KEY POINTS:
A report into how Te Puni Kokiri (TPK) administers grants is extremely disturbing and provides a wake-up call, the Maori Party says.
The Controller and Auditor-General report into TPK, the Maori Development Department, has found problems with record-keeping, monitoring and evaluation.
The report said it was hard in some cases to tell if monitoring was being done because of poor paperwork; that in some cases funding was paid out before contracts were signed and that often recipients did not provide progress reports.
There was "little evidence" to show that TPK evaluated individual projects to see what impact they had.
The report said approval processes were detailed but did not always check the applicants' viability or possible conflicts of interest.
Maori Party MP Te Ururoa Flavell said TPK needed to improve its act.
"It is extremely disturbing to learn of the general sloppiness and legal risk that appears to have existed in this agency over the period of this review," he said.
Mr Flavell said the Maori Party had previously expressed concern the department had not spent its budget and did not believe it was fulfilling its roles.
"Te Puni Kokiri was established with three core functions - a policy advice role, a monitoring role and a role of administering funding for community development," he said.
"It is now part of the record that Te Puni Kokiri has been progressively running down its monitoring function - and this latest report demonstrates the devastating impact that the dwindling emphasis has had upon outcomes."
He called on the department to "pull out all the stops" to deliver its core roles. "This report is yet another wake-up call for both the ministry and its minister."

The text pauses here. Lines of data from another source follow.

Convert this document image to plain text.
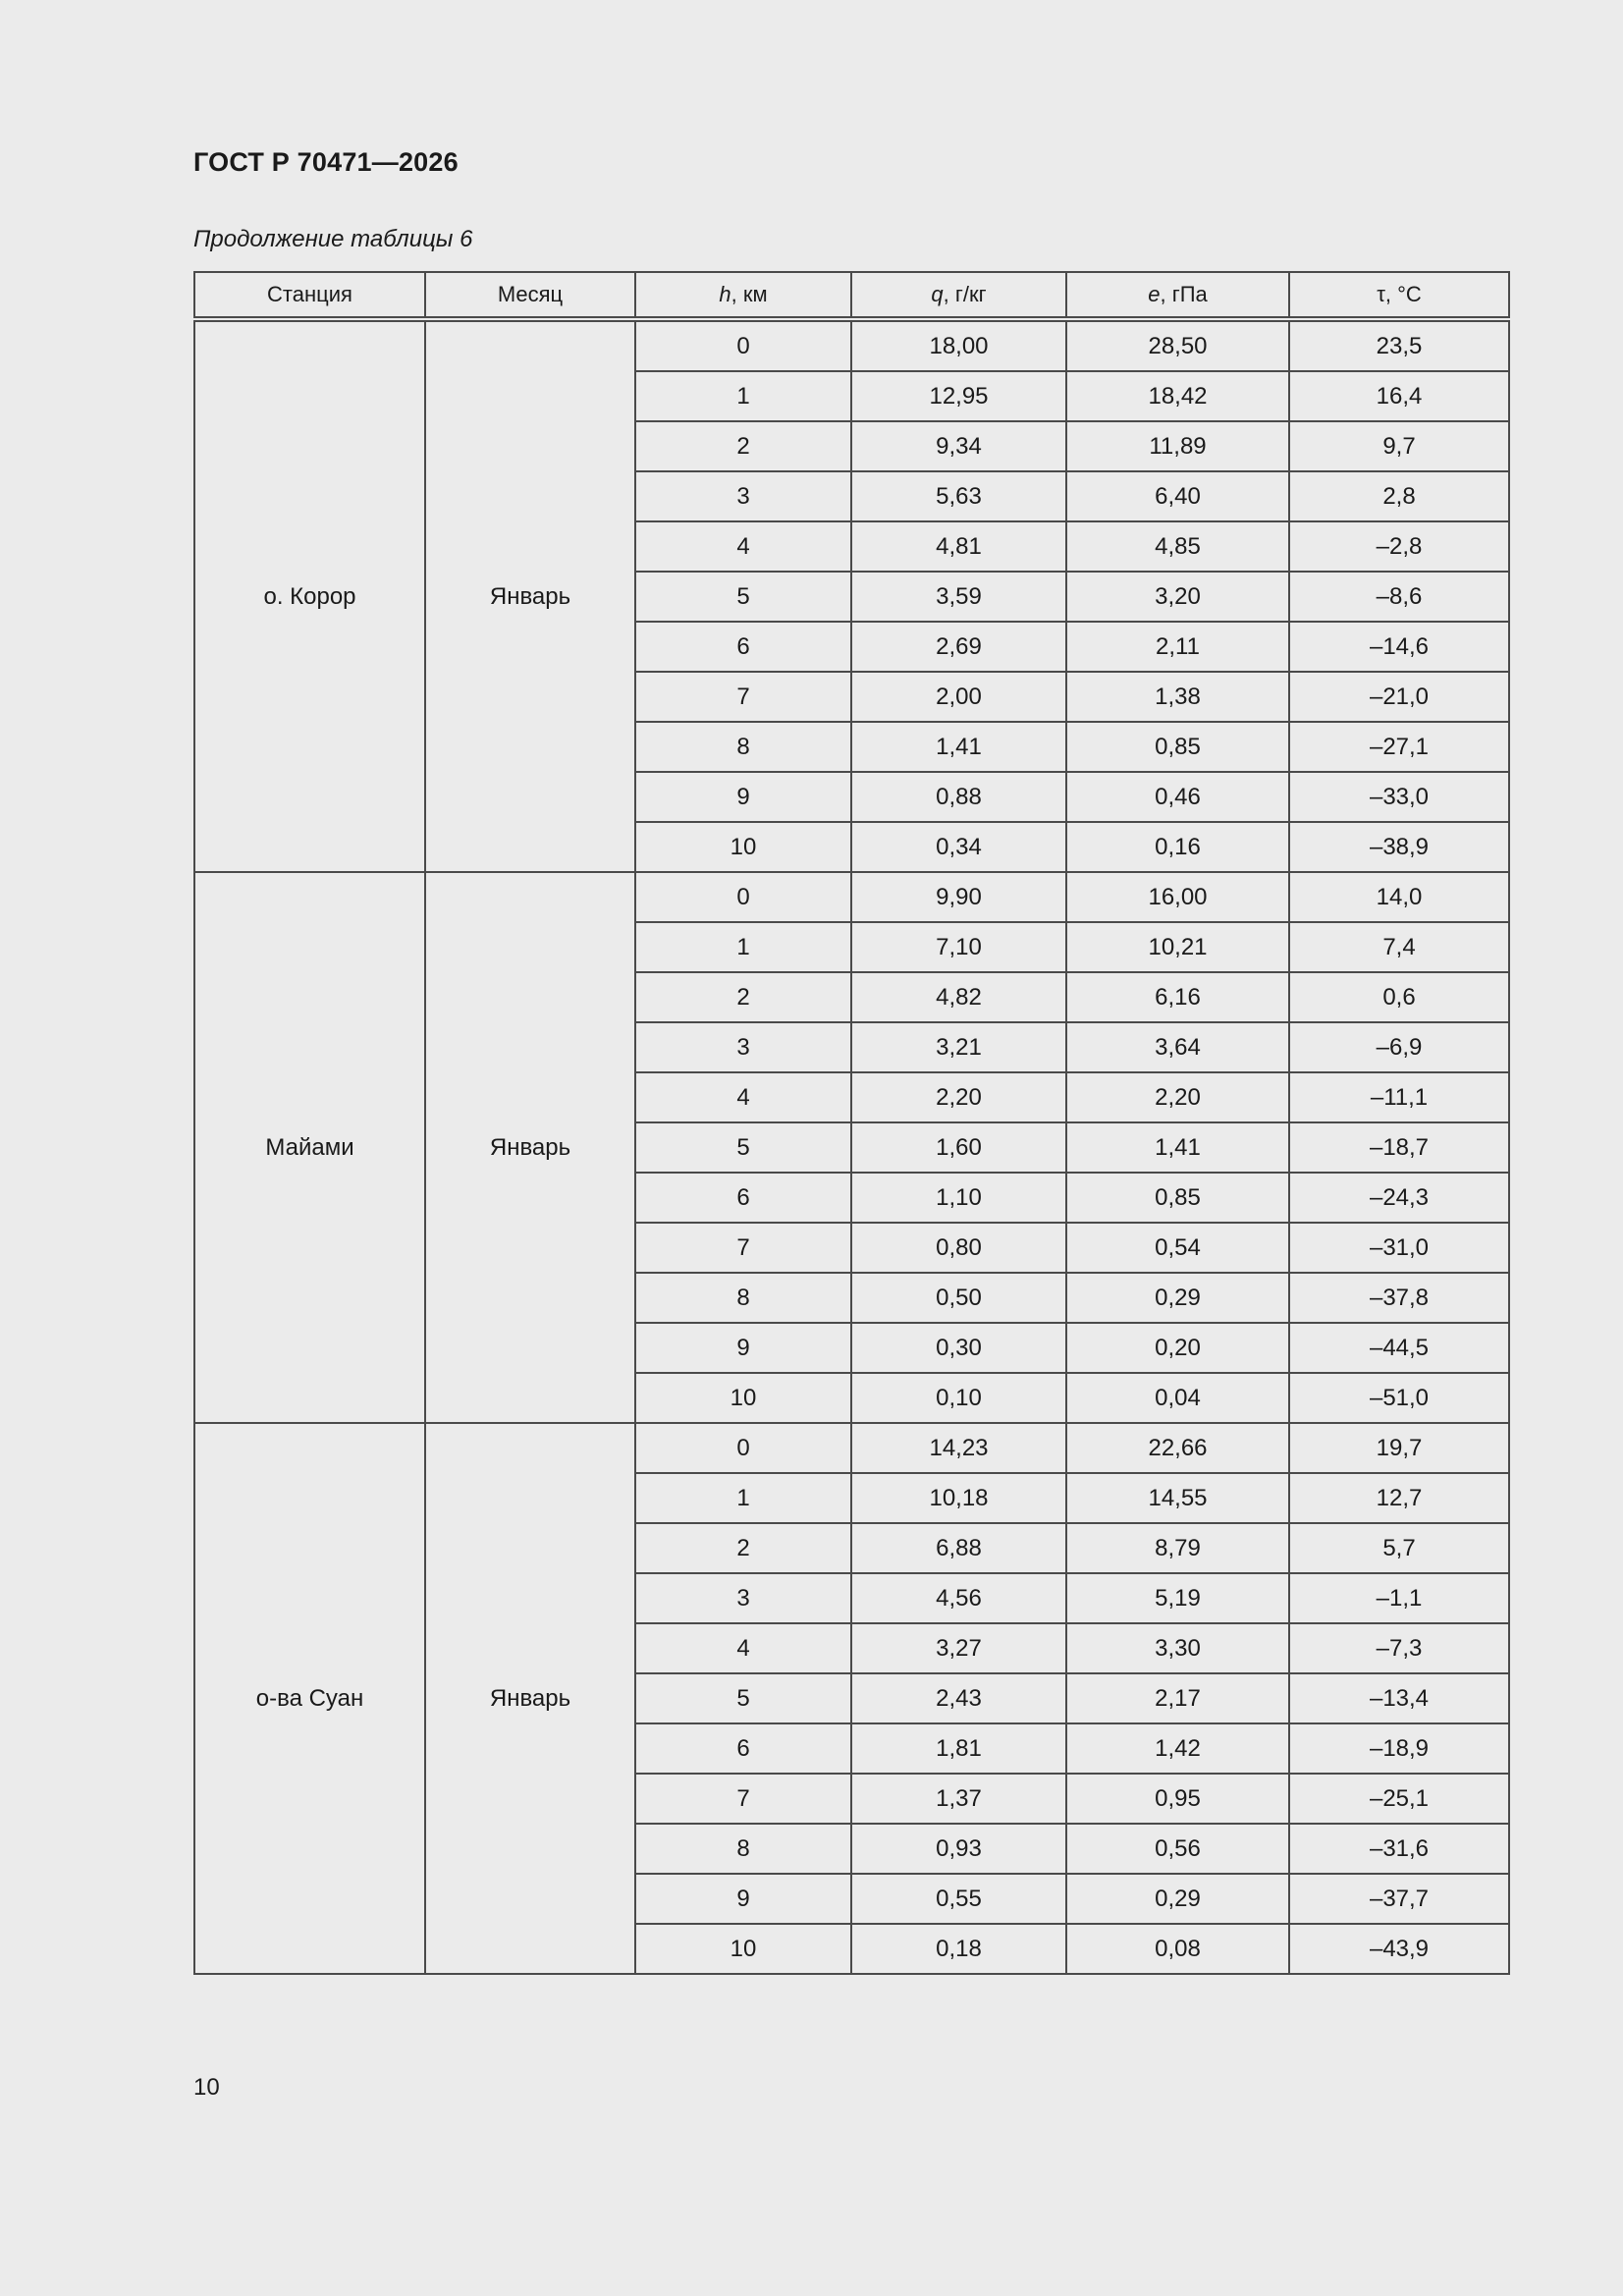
ГОСТ Р 70471—2026
Продолжение таблицы 6
Станция	Месяц	h, км	q, г/кг	e, гПа	τ, °С
о. Корор	Январь	0	18,00	28,50	23,5
		1	12,95	18,42	16,4
		2	9,34	11,89	9,7
		3	5,63	6,40	2,8
		4	4,81	4,85	–2,8
		5	3,59	3,20	–8,6
		6	2,69	2,11	–14,6
		7	2,00	1,38	–21,0
		8	1,41	0,85	–27,1
		9	0,88	0,46	–33,0
		10	0,34	0,16	–38,9
Майами	Январь	0	9,90	16,00	14,0
		1	7,10	10,21	7,4
		2	4,82	6,16	0,6
		3	3,21	3,64	–6,9
		4	2,20	2,20	–11,1
		5	1,60	1,41	–18,7
		6	1,10	0,85	–24,3
		7	0,80	0,54	–31,0
		8	0,50	0,29	–37,8
		9	0,30	0,20	–44,5
		10	0,10	0,04	–51,0
о-ва Суан	Январь	0	14,23	22,66	19,7
		1	10,18	14,55	12,7
		2	6,88	8,79	5,7
		3	4,56	5,19	–1,1
		4	3,27	3,30	–7,3
		5	2,43	2,17	–13,4
		6	1,81	1,42	–18,9
		7	1,37	0,95	–25,1
		8	0,93	0,56	–31,6
		9	0,55	0,29	–37,7
		10	0,18	0,08	–43,9
10
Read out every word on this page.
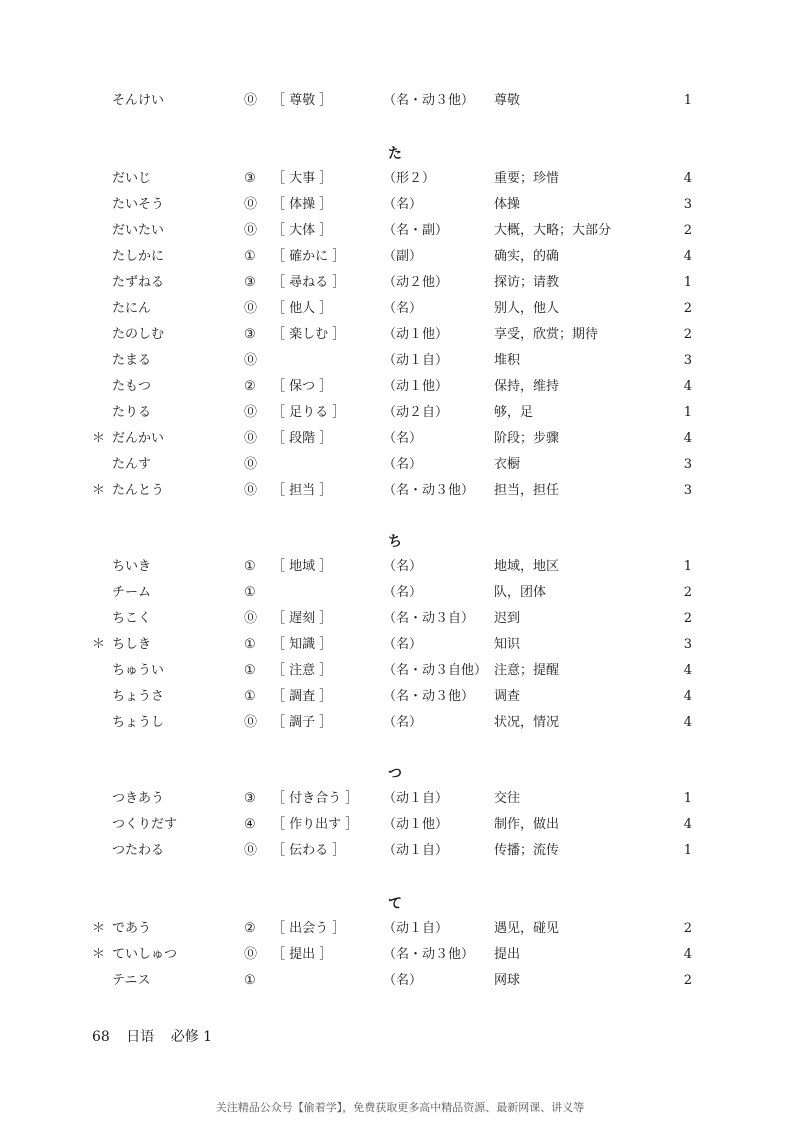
そんけい	⓪ ［ 尊敬 ］	（名・动３他） 尊敬	1
た
だいじ	③ ［ 大事 ］	（形２）	重要；珍惜	4
たいそう	⓪ ［ 体操 ］	（名）	体操	3
だいたい	⓪ ［ 大体 ］	（名・副）	大概，大略；大部分	2
たしかに	① ［ 確かに ］	（副）	确实，的确	4
たずねる	③ ［ 尋ねる ］	（动２他）	探访；请教	1
たにん	⓪ ［ 他人 ］	（名）	别人，他人	2
たのしむ	③ ［ 楽しむ ］	（动１他）	享受，欣赏；期待	2
たまる	⓪	（动１自）	堆积	3
たもつ	② ［ 保つ ］	（动１他）	保持，维持	4
たりる	⓪ ［ 足りる ］	（动２自）	够，足	1
＊ だんかい	⓪ ［ 段階 ］	（名）	阶段；步骤	4
たんす	⓪	（名）	衣橱	3
＊ たんとう	⓪ ［ 担当 ］	（名・动３他） 担当，担任	3
ち
ちいき	① ［ 地域 ］	（名）	地域，地区	1
チーム	①	（名）	队，团体	2
ちこく	⓪ ［ 遅刻 ］	（名・动３自） 迟到	2
＊ ちしき	① ［ 知識 ］	（名）	知识	3
ちゅうい	① ［ 注意 ］	（名・动３自他） 注意；提醒	4
ちょうさ	① ［ 調査 ］	（名・动３他） 调查	4
ちょうし	⓪ ［ 調子 ］	（名）	状况，情况	4
つ
つきあう	③ ［ 付き合う ］ （动１自）	交往	1
つくりだす	④ ［ 作り出す ］ （动１他）	制作，做出	4
つたわる	⓪ ［ 伝わる ］	（动１自）	传播；流传	1
て
＊ であう	② ［ 出会う ］	（动１自）	遇见，碰见	2
＊ ていしゅつ	⓪ ［ 提出 ］	（名・动３他） 提出	4
テニス	①	（名）	网球	2
68 日语 必修 1
关注精品公众号【偷着学】，免费获取更多高中精品资源、最新网课、讲义等
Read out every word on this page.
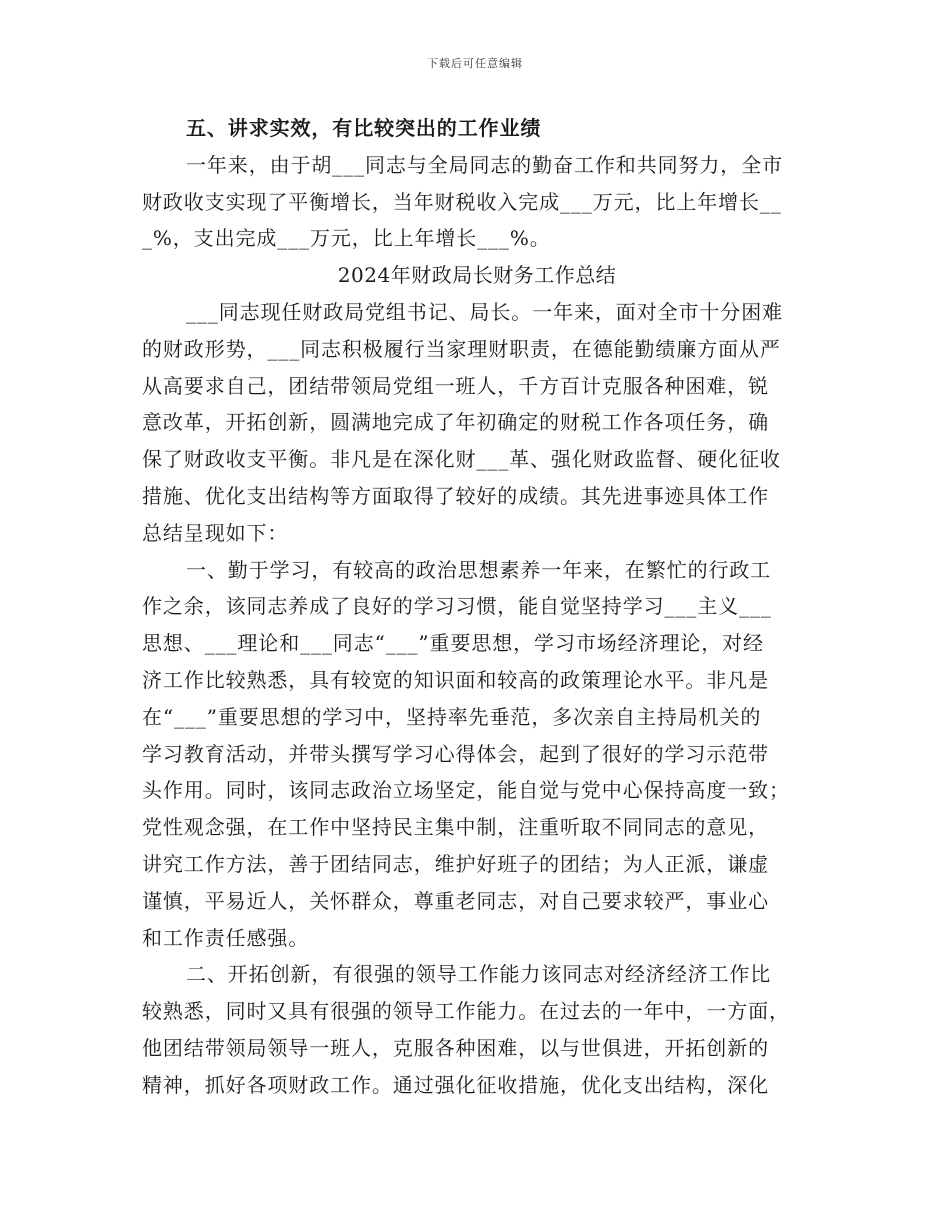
下载后可任意编辑
五、讲求实效，有比较突出的工作业绩
一年来，由于胡___同志与全局同志的勤奋工作和共同努力，全市
财政收支实现了平衡增长，当年财税收入完成___万元，比上年增长__
_%，支出完成___万元，比上年增长___%。
2024年财政局长财务工作总结
___同志现任财政局党组书记、局长。一年来，面对全市十分困难
的财政形势，___同志积极履行当家理财职责，在德能勤绩廉方面从严
从高要求自己，团结带领局党组一班人，千方百计克服各种困难，锐
意改革，开拓创新，圆满地完成了年初确定的财税工作各项任务，确
保了财政收支平衡。非凡是在深化财___革、强化财政监督、硬化征收
措施、优化支出结构等方面取得了较好的成绩。其先进事迹具体工作
总结呈现如下：
一、勤于学习，有较高的政治思想素养一年来，在繁忙的行政工
作之余，该同志养成了良好的学习习惯，能自觉坚持学习___主义___
思想、___理论和___同志“___”重要思想，学习市场经济理论，对经
济工作比较熟悉，具有较宽的知识面和较高的政策理论水平。非凡是
在“___”重要思想的学习中，坚持率先垂范，多次亲自主持局机关的
学习教育活动，并带头撰写学习心得体会，起到了很好的学习示范带
头作用。同时，该同志政治立场坚定，能自觉与党中心保持高度一致；
党性观念强，在工作中坚持民主集中制，注重听取不同同志的意见，
讲究工作方法，善于团结同志，维护好班子的团结；为人正派，谦虚
谨慎，平易近人，关怀群众，尊重老同志，对自己要求较严，事业心
和工作责任感强。
二、开拓创新，有很强的领导工作能力该同志对经济经济工作比
较熟悉，同时又具有很强的领导工作能力。在过去的一年中，一方面，
他团结带领局领导一班人，克服各种困难，以与世俱进，开拓创新的
精神，抓好各项财政工作。通过强化征收措施，优化支出结构，深化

The report made several recommendations, including that TPK:
* Create proposal templates to encourage applicants to focus on key criteria
* Prepare assessment templates for recording the information required to thoroughly assess funding applications;
* Ensure that the assessment templates are flexible enough for assessments to reflect the value and size of individual projects;
* Document regular monitoring visits using standardised templates to ensure that all the required monitoring information is regularly collected and recorded;
* Provide funding for all its programmes in instalments spread throughout the term of contracts and clearly linked to the delivery of project milestones and reporting requirements;
* Comply with its internal process requirements to ensure that contracts are signed only after legal clearance and before the start of the funded activity;
* Introduce templates to assess and record the progress of funded projects against contract milestones, including a comparison of actual and budgeted expenditure.